Create a chart listing the various charges and expenses you'll incur over the first few years to get an idea of the total cost of a business. The cheap franchise opportunities that don't make any profit could end up costing you more in terms of lost opportunity. Whatever money you invest in a cheap franchise is money you can't invest elsewhere. Choose wisely and investigate and understand all costs.
Whether you are buying a low cost franchise or not, you still need to determine that there is a demand for the product or service. Define your potential customers and figure out how and where they live. Do they buy your product or service on an impulse or is it a pre-planned and researched purchase? A low cost franchise like a snack or ice cream store depends heavily on foot traffic for impulse buys. Location is very important to these kinds of businesses. On the other hand, most people don't hire a cleaning service because they happened to walk by an office one day. For those types of businesses, advertising and publicly displaying information on the business is probably the best way to make an impact (people are more likely to research such services before purchasing them).
*Whether or not you find low cost franchise opportunities, figure out how to reach your prospective customers and what messages will reach them.
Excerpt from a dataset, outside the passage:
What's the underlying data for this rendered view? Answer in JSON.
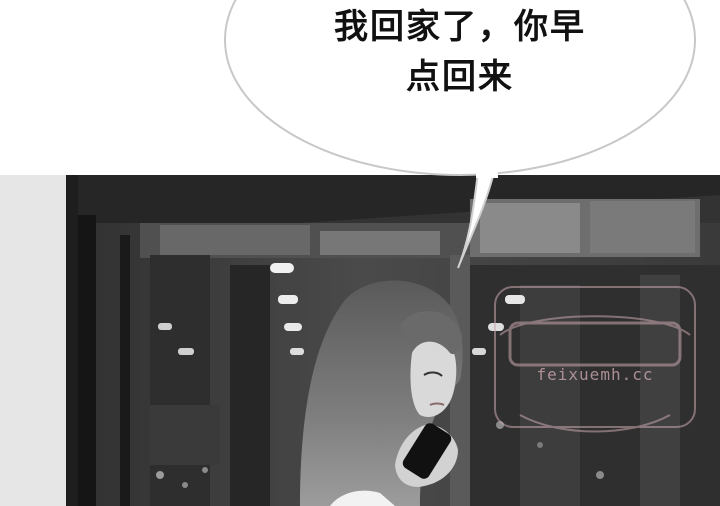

The low cost franchise opportunities which are experiencing tremendous growth have both disadvantages and advantages. The advantages are obviously that consumers like the product and the name will become even more known as the growth continues (this is a good thing as it fuels the growth in your business). It probably also indicates a sound financial structure. On the other hand, the franchisor organization is probably growing as fast as the individual franchises and that may cause some difficulties. In any fast growing organization, some things get lost. If you are brand new to the small business franchise, you may not get the support you need and may feel overwhelmed by the fast growth expected of you.